What parents need to know
Parents Need to Know
Parents need to know that WarioWare: D.I.Y. lets players create their own micro-games, music, and comics and share them with others. There are dozens of pre-existing games on the game card, and some of them display mild cartoon violence (smacking bunnies whack-a-mole style, fighters punching each other) as well as lewd behavior, such as a finger picking a giant nose. Also on the card are several short comics, some of which play host to juvenile jokes, like a kid performing a flaming fart on another’s head, and a child running so fast that the skin slides off his face, leaving just his wide-eyed skull. Parents should also take note that players have the ability to create any sort of content they like -- including that which might be offensive -- using the game’s editing tools. That said, the game is an excellent educational tool for kids who are interested in learning how to make games. It provides thorough instructions for everything from creating graphics and music to defining game rules and object behavior. However, patience is required; working through just the most basic -- and text-heavy -- tutorials necessary to learn how to create even a simple game takes at least an hour. The game does support online sharing, but the only games made available for download are the ones Nintendo deems best (and, which consequently, have been vetted for offensive content.)
What's it about?
As expected, WARIOWARE: D.I.Y. features the franchise’s requisite collection of goofy four-second micro-games that have players doing things like guiding a finger to pick a nose and tapping items on a grocery list. However, its primary focus is having players create these games themselves. You begin with a series of detailed interactive tutorials that show how to create graphics and music and explain the rules that govern game design, including triggers, switches, and winning conditions. You can also compose short songs with a multi-track music editor and draw your own short comic strips. All creations can be shared with friends over a local wireless connection, uploaded to a Wii, or stored in an online warehouse where registered friends have access to them. Nintendo also hosts design challenges and makes the best entries available for download.
Is it any good?
Creative types will have a blast with this game. If you can think of a game that can take place in under ten seconds, chances are you’ll be able to make it. We made everything from simple card games to quick platformers starring our favourite game characters. Meanwhile, the music editor is a great introduction to making electronic music and allows for wonderfully complex 90-second compositions. A comic maker is the cherry on top, giving aspiring comic artists a chance to hone their skills.

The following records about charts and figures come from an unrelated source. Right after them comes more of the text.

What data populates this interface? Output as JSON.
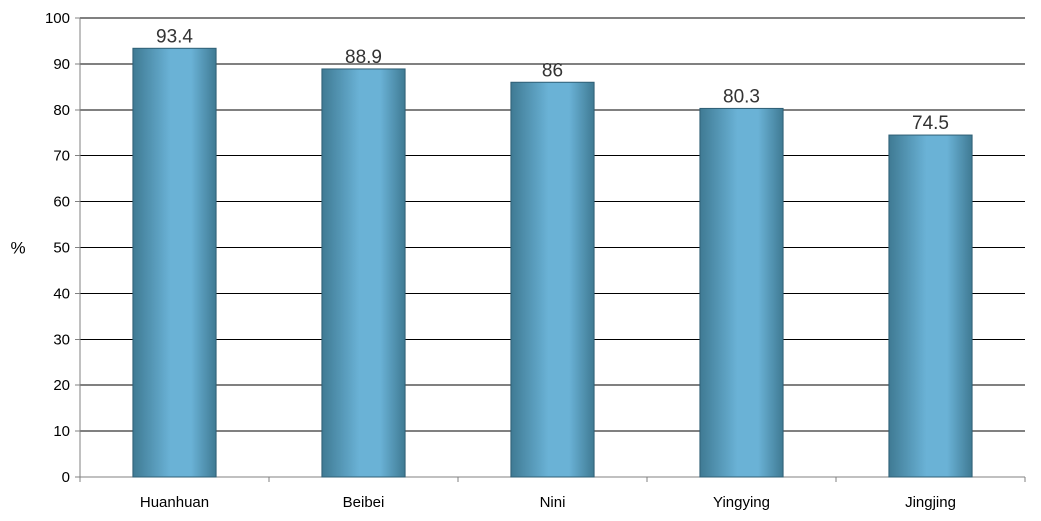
{
  "chart_data": {
    "type": "bar",
    "categories": [
      "Huanhuan",
      "Beibei",
      "Nini",
      "Yingying",
      "Jingjing"
    ],
    "values": [
      93.4,
      88.9,
      86,
      80.3,
      74.5
    ],
    "value_labels": [
      "93.4",
      "88.9",
      "86",
      "80.3",
      "74.5"
    ],
    "title": "",
    "xlabel": "",
    "ylabel": "%",
    "ylim": [
      0,
      100
    ],
    "yticks": [
      0,
      10,
      20,
      30,
      40,
      50,
      60,
      70,
      80,
      90,
      100
    ],
    "grid": true,
    "legend": "none",
    "colors": {
      "bar_edge": "#3f7a93",
      "bar_mid": "#6ab2d6",
      "bar_outline": "#2f5f75",
      "gridline": "#000000",
      "axis": "#808080",
      "text": "#000000",
      "data_label": "#333333"
    }
  }
}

Of course, all of these activities assume the player has plenty of patience. Learning how to make stuff in WarioWare: D.I.Y. is a little like learning how to use a new PC application like Adobe PhotoShop. There are loads of tools and rules to learn, and the only way to master them is to first work through hours worth of basic and specialized technique tutorials, then conduct trial and error experiments. It’s not easy, but creative kids with a little tenacity will be well rewarded for their hard work.
Online interaction: Players can store games online, making them accessible to people who are registered as their friends. Players can also upload games made in response to Nintendo’s design challenges. Those that are deemed best by Nintendo -- and, consequently, thoroughly vetted for offensive content -- could be made available for download by the public.
Families can talk about...
Families can talk about whether, after playing WarioWare: D.I.Y., making games is more or less difficult than they imagined. Most game makers concentrate on only one aspect of the game making process. Which was your favourite? Drawing graphics? Making music? Creating the rules? Defining an objective and setting win conditions?
Families can also discuss whether this game has made them look at other games differently. Do you now have a greater level of respect for the work that goes into more complex games? When you play other games, do you imagine the sort of rules that must have been created to govern the behavior of objects and characters to make them work properly?